Does that mean you're using API pricing rather than subscription? Seems like itd get expensive very quickly for a small team.
It's a bit of trade-off. If we spin up a new container every time (which we do when we were using Google Cloud Run), we had to pay API pricing. However, with Blaxel, we can set containers to hibernate which also gives us the ability to use subscription
nice work! I built a similar system at my previous company. It was built on top of github. agent was triggered by the created issue, run in actions, save state in PR as hidden markdown.
It worked great but time to first token was slow and multi repo PRs took very long to create (30+ mins)
Now im working on my standalone implementation for cloud native agents
Why was the time to first token slow? Was it because of the spin up time for containers? That was an issue for us when we were running on Google's Cloud Run. We switched to Blaxel and it's much faster now. The hibernate feature has been great for comment iteration.
I use the Codex integration in Linear, can you tell me more about the differences please?
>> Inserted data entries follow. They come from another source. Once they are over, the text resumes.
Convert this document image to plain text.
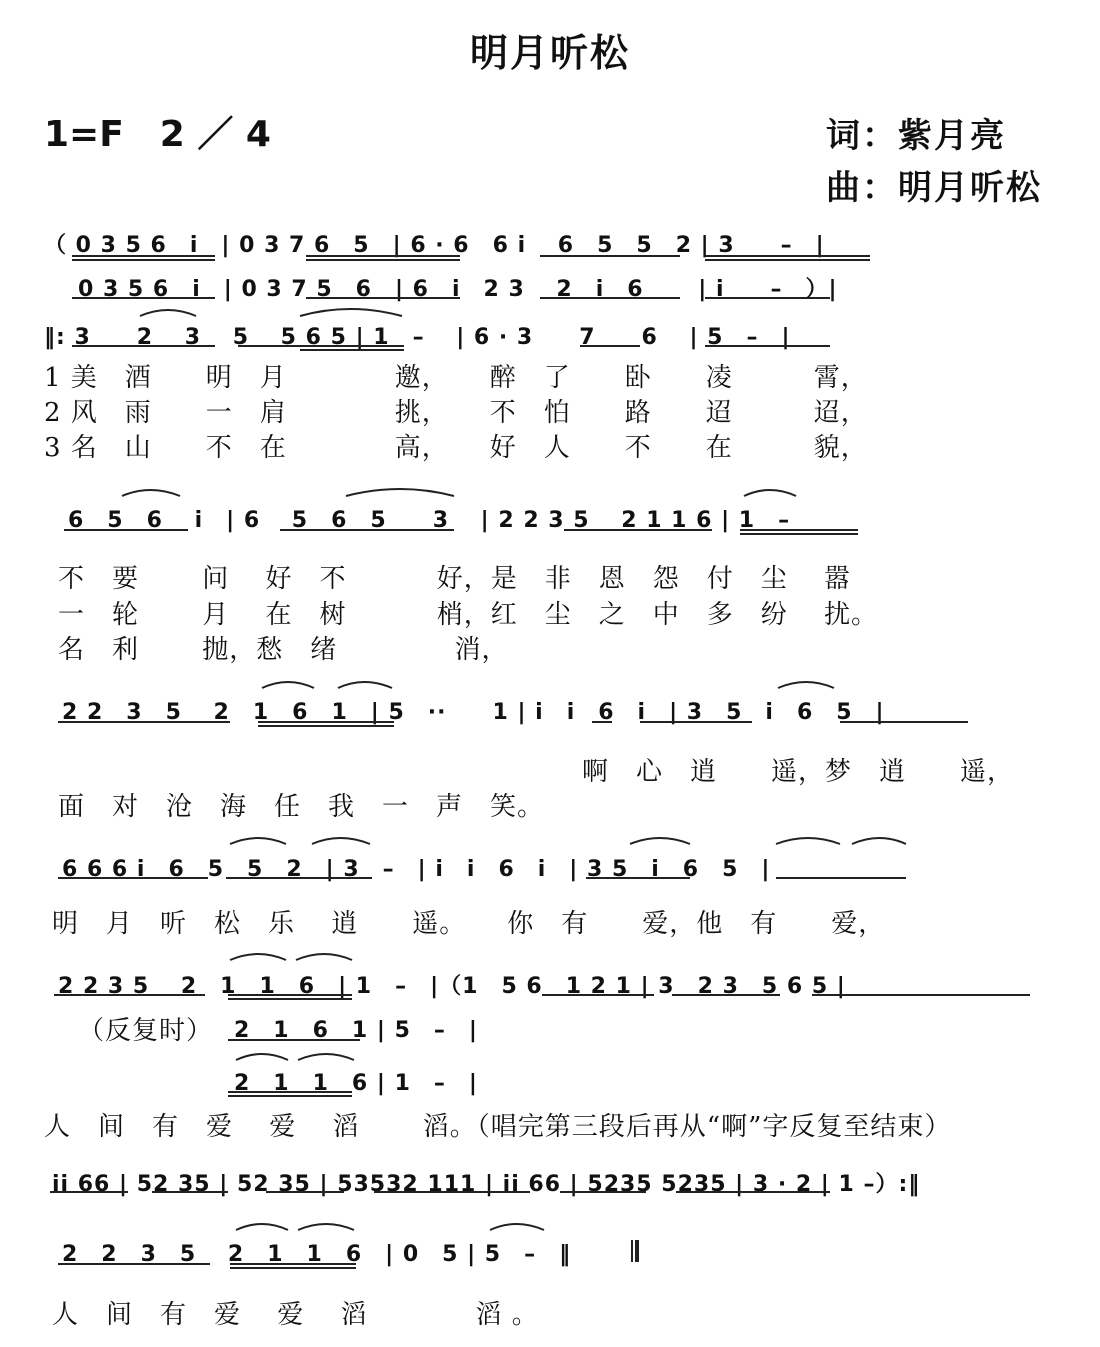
明月听松
1=F　2 ／ 4	词：紫月亮
曲：明月听松
（ 0 3 5 6　i　| 0 3 7 6　5　| 6 · 6　6 i　 6　5　5　2 | 3　　–　|
0 3 5 6　i　| 0 3 7 5　6　| 6　i　2 3　 2　i　6　　 | i　　–　）|
‖: 3　　2　 3　 5　 5 6 5 | 1　–　 | 6 · 3　　7　　6　 | 5　–　|
6　5　6　 i　| 6　 5　6　5　　3　 | 2 2 3 5　 2 1 1 6 | 1　–
2 2　3　5　 2　1　6　1　| 5　··　　1 | i　i　6　i　| 3　5　i　6　5　|
6 6 6 i　6　5　5　2　| 3　–　| i　i　6　i　| 3 5　i　6　5　|
2 2 3 5　 2　1　1　6　| 1　–　|（1　5 6　1 2 1 | 3　2 3　5 6 5 |
2　1　6　1 | 5　–　|
2　1　1　6 | 1　–　|
ii 66 | 52 35 | 52 35 | 53532 111 | ii 66 | 5235 5235 | 3 · 2 | 1 –）:‖
2　2　3　5　 2　1　1　6　| 0　5 | 5　–　‖
1 美　酒　　明　月　　　　邀，　　醉　了　　卧　　凌　　　霄，
2 风　雨　　一　肩　　　　挑，　　不　怕　　路　　迢　　　迢，
3 名　山　　不　在　　　　高，　　好　人　　不　　在　　　貌，
不　要　　 问　 好　不　　　 好，是　非　恩　怨　付　尘　 嚣
一　轮　　 月　 在　树　　　 梢，红　尘　之　中　多　纷　 扰。
名　利　　 抛，愁　绪　　　　 消，
啊　心　逍　　遥，梦　逍　　遥，
面　对　沧　海　任　我　一　声　笑。
明　月　听　松　乐　 逍　　遥。　　你　有　　爱，他　有　　爱，
（反复时）
人　间　有　爱　 爱　 滔　　 滔。（唱完第三段后再从“啊”字反复至结束）
人　间　有　爱　 爱　 滔　　　　滔 。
Tell me more about your workflow! For us, the workflow is, we'd assign the ticket to a bot user we create (broccoli in this case), and broccoli will go spin up a sandbox and do the execution. Do you trigger the task execution from Codex by giving it a linear ID? That was Broccoli v0 but of course still requires you to setup Codex with all the right keys.
They say it better than me: https://linear.app/integrations/codex
Oh got it! In this case, the main difference is that we go through a flow from design to implement using our own prompts, and uses both Codex and Claude Code so they can improve off of each other.
Thanks for making it open source, Jira Support would be good
Good point! Adding that to our list of to-dos - we don't use Jira but I guess it's still very popular!
this is exactly what I was looking for! can't wait to try it out
let us know if you have any feedback!